Illinoisans Are Being Ordered To Return Unemployment Overpayments Caused By State’s Mistakes; State Rep. Is Seeking To Stop It From Happening

By Tara Molina

Watch the complete video interview here

CHICAGO (CBS) — Unemployment is spiking again in Illinois – with 73,515 people having filed first-time claims last week.

It is a jump of 38 percent compared with the previous week, and it is putting a strain on an unemployment system already struggling with a crush of pandemic claims.

As CBS 2’s Tara Molina reported Thursday night, there are new calls for the Illinois Department of Employment Security to stop demanding laid-off workers pay for the state’s mistakes.

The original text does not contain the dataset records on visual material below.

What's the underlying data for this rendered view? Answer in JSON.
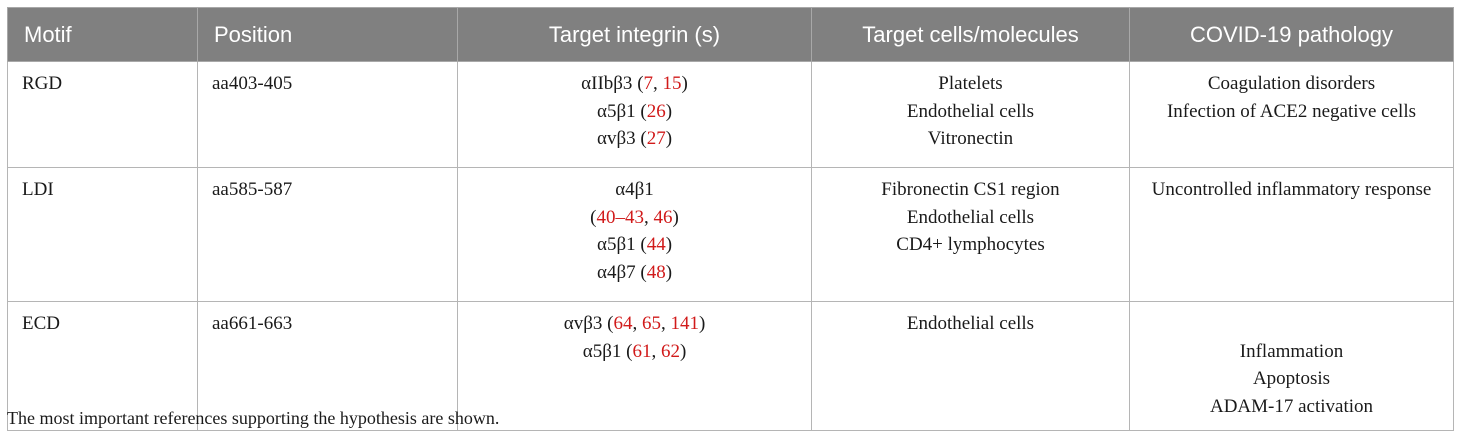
{
  "headers": {
    "motif": "Motif",
    "position": "Position",
    "integrin": "Target integrin (s)",
    "cells": "Target cells/molecules",
    "pathology": "COVID-19 pathology"
  },
  "rows": [
    {
      "motif": "RGD",
      "position": "aa403-405",
      "integrins": [
        {
          "name": "αIIbβ3",
          "open": " (",
          "refs": [
            "7",
            "15"
          ],
          "seps": [
            ", "
          ],
          "close": ")"
        },
        {
          "name": "α5β1",
          "open": " (",
          "refs": [
            "26"
          ],
          "seps": [],
          "close": ")"
        },
        {
          "name": "αvβ3",
          "open": " (",
          "refs": [
            "27"
          ],
          "seps": [],
          "close": ")"
        }
      ],
      "cells": [
        "Platelets",
        "Endothelial cells",
        "Vitronectin"
      ],
      "pathology": [
        "Coagulation disorders",
        "Infection of ACE2 negative cells"
      ]
    },
    {
      "motif": "LDI",
      "position": "aa585-587",
      "integrins": [
        {
          "name": "α4β1",
          "open": "",
          "refs": [],
          "seps": [],
          "close": ""
        },
        {
          "name": "",
          "open": "(",
          "refs": [
            "40–43",
            "46"
          ],
          "seps": [
            ", "
          ],
          "close": ")"
        },
        {
          "name": "α5β1",
          "open": " (",
          "refs": [
            "44"
          ],
          "seps": [],
          "close": ")"
        },
        {
          "name": "α4β7",
          "open": " (",
          "refs": [
            "48"
          ],
          "seps": [],
          "close": ")"
        }
      ],
      "cells": [
        "Fibronectin CS1 region",
        "Endothelial cells",
        "CD4+ lymphocytes"
      ],
      "pathology": [
        "Uncontrolled inflammatory response"
      ]
    },
    {
      "motif": "ECD",
      "position": "aa661-663",
      "integrins": [
        {
          "name": "αvβ3",
          "open": " (",
          "refs": [
            "64",
            "65",
            "141"
          ],
          "seps": [
            ", ",
            ", "
          ],
          "close": ")"
        },
        {
          "name": "α5β1",
          "open": " (",
          "refs": [
            "61",
            "62"
          ],
          "seps": [
            ", "
          ],
          "close": ")"
        }
      ],
      "cells": [
        "Endothelial cells"
      ],
      "pathology": [
        "",
        "Inflammation",
        "Apoptosis",
        "ADAM-17 activation"
      ]
    }
  ],
  "footnote": "The most important references supporting the hypothesis are shown.",
  "colors": {
    "header_bg": "#808080",
    "header_text": "#ffffff",
    "reference_link": "#d11a1a",
    "grid": "#b5b5b5"
  }
}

As soon as the letters started going out, telling people they owed thousands back in unemployment money, we started hearing from them – desperate and not sure what to do.

Molina sat down with a state representative working on a solution – circumventing the unemployment office with a bill that would help some of those people.

One of those people is Paula Guiliano.

“When it shut down in March, so did my business,” she said.

Guiliano was hard by the pandemic. She is still out of work and out of business.

“It’s very stressful,” she said.

Guiliano said Pandemic Unemployment Assistance benefits helped her get back on her feet. But 19 weeks later, she got a message from the state that she owes more than $5,000 back.

Deductions of weekly benefits have that number at just over $4,600 now.

“So you have mounting bills, that maybe you can’t cover everything, and then you’re hit with another $5,000 bill without any explanation,” she said.

For weeks, Guiliano said she has tried to address the overpayment issue with IDES. But like so many others, she’s stuck in a queue waiting.

“I never got a call back,” she said.

Through a series of public records requests, we received and reviewed internal IDES documents showing there are thousands of others in Guiliano’s position, and that delays at state level have contributed to some of the overpayment issues.

It is money the state is now hard at work trying to get back.

We found state Rep. Lindsey LaPointe (D-Chicago) of the Northwest Side hard at work on something else.

“People are desperate,” she said.

A new bill that would prevent IDES from going after people like Guiliano when the overpayment issue is the state’s fault.

“We strongly believe that if it’s the state that makes the mistake, it’s the state that has to remedy that,” LaPointe said.

Illinois wouldn’t be the first state to do it. Changes made in Texas during the pandemic now prevent their unemployment office from demanding repayments when overpayment is the state’s fault.

Now, Rep. LaPointe’s office is collaborating with others to work out where the money would come from.

“We are in the process of doing a fiscal analysis to figure out what exactly the fiscal impact would be on the state,” she said.

LaPointe said nothing can happen officially until state legislators get back to Springfield.

On Thursday night, with that $5,000 bill in the back of her mind and no job to pay it back with, Guiliano said she is hopeful – for herself and others – that a solution is in her state representative’s hands.

“I’m hoping that the system, or the bill, can waive that money,” she said.

IDES spokeswoman Rebecca Cisco released the following statement:

“The new federal PUA program is unique in that, per federal guidance, PUA claimants are required to enter their own income when certifying for benefits. This is different from regular unemployment insurance, where employer wage records are used to verify benefit accuracy. Federal law requires states to verify income that PUA claimants reported when applying for benefits, which results in IDES finding instances where claimants have received benefits for which they are not eligible. Federal law, per (U.S. Department of Labor) guidance, requires states to attempt to recoup unemployment insurance overpayments for both regular UI benefits and PUA benefits. The USDOL has historically reviewed potential changes to state law, and any change to state law as it pertains to either type of overpayment would be discussed during the agreed bill process.”